Ask the group: If I buy in as an associate and the current owner retires five years from now, what happens to my equity? Does it stay with me, or does it disappear?
VPP is the only group that discounts equity for associates, making buy-in financially achievable. Associates hold real LLC-level equity with independent put and call rights, protected from a recap. When a founding partner retires, the practice stays locally owned.
Why does any of this matter for you as a veterinarian?
You did not go to veterinary school to become a finance expert. You went because you care about animals and the people who bring them to you. That’s exactly why this matters.
The equity structure of your partnership determines how much of your career’s work you actually get to keep. It determines whether you have a real say in your own future or whether someone else controls your timeline. And it determines whether your practice stays rooted in the community you built or eventually becomes just another location in a portfolio.

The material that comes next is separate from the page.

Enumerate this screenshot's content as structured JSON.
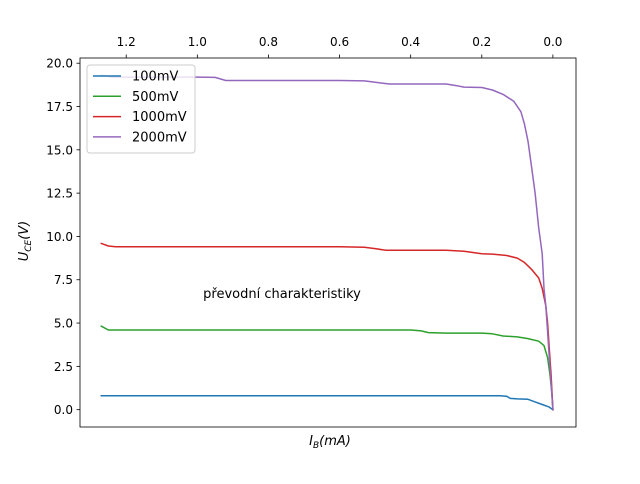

These are not small print. They are the deal.
Before you sign anything, make sure the term sheet addresses these questions. If it doesn’t, ask to see the full operating agreement. The answers you get will tell you a lot more about what kind of partner you’re dealing with than any valuation number will.
A good partner will not be bothered by these questions. They’ll expect them. They’ll have clear answers. And they’ll put those answers in writing without hesitation.
That’s the difference between a group that wants to do a transaction and one that actually wants to build something with you. The equity structure is where you find out which one you’re talking to.